Dr. Melissa Brown, an assistant surgeon at Wills Eye Hospital, Adjunct Senior Fellow at the Leonard Davis Institute of Health Economics at the University of Pennsylvania, and holds an adjunct faculty position at the University of Pennsylvania School of Medicine in addition to her work with the Center for Value Based Medicine. She says, "The key is to have a system of evaluating healthcare that identifies good value for the best price and provides incentives, not disincentives, for healthcare professionals that encourage those practices. The two aspects cannot and should not be separated. The cost savings need to be made at the expense of the less valuable and unnecessarily more costly interventions and not the professional providing the care. It is in the obtainment of these goals where the worlds of politics and medicine intersect," she concludes.

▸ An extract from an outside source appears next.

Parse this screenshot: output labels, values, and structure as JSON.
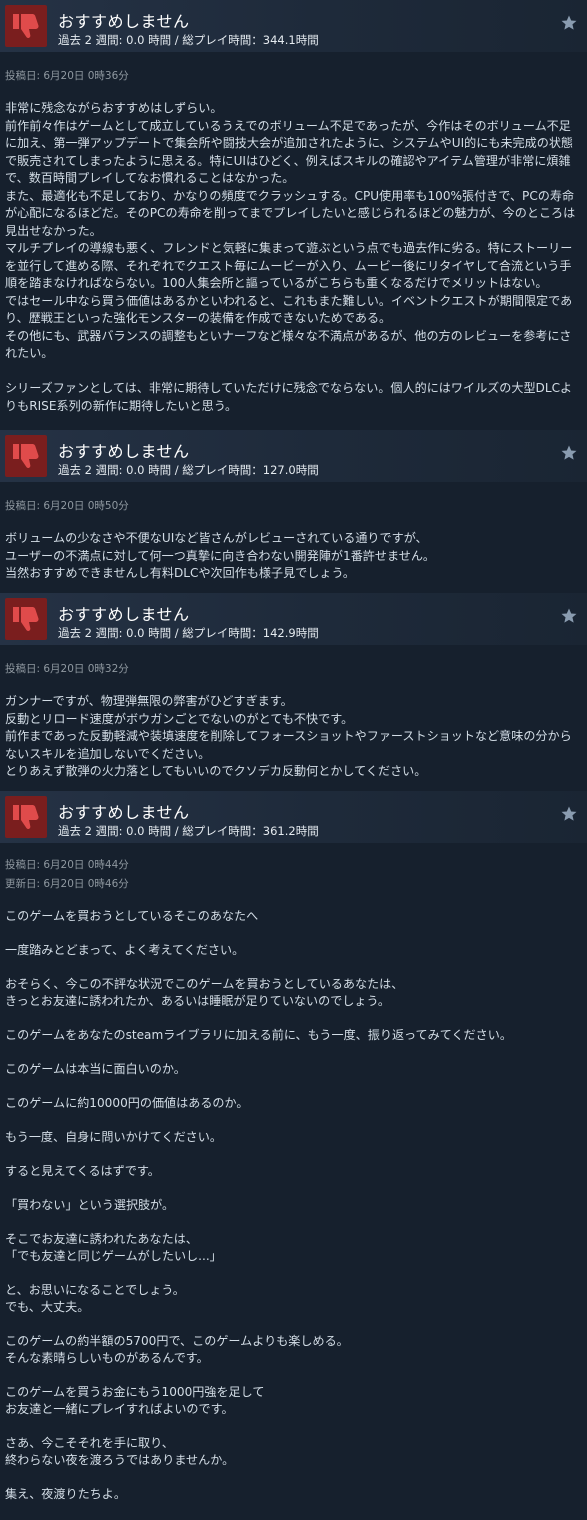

The cost-benefit ratio of AMD treatments would be incomplete without consideration of Medicare coverage of optical coherence tomography (OCT) and fluorescein angiography (FA) used for evaluating response to treatment and monitoring fellow eyes. The clinical study protocol for pegaptanib sodium called for infrequent postoperative testing. However, most retinologists who have incorporated pegaptanib into their practices say they will test every 4 to 6 weeks at least for the first several treatments. Critics of frequent testing say it is sometimes over-used to help to offset losses associated with pharmacotherapy, and rumors have emerged suggesting that Medicare will only cover one postop pegaptanib sodium diagnostic test. This, says Dr. Rich, is completely false. "There is no national policy to that effect," he says. "There are, however, isolated instances where that policy is in place." Dr. Rich says he cannot imagine that lone policy being maintained. "That policy is an aberration that was started by the carrier being told by industry that the tests weren't necessary, and denying coverage was one way to keep costs down. No prudent retinal physician is going to blindly inject a drug if they don't know whether the lesion is getting better or worse or when they should stop. They need to know more about the natural course of this disease to make prudent treatment decisions. [If that isolated policy expands] the retinal community will have to step up and take the position that this is not good medicine," he said. RP


1. Tunis SR. Why Medicare has not established criteria for coverage decisions. N Eng J Med. 1994;350:2196-2198.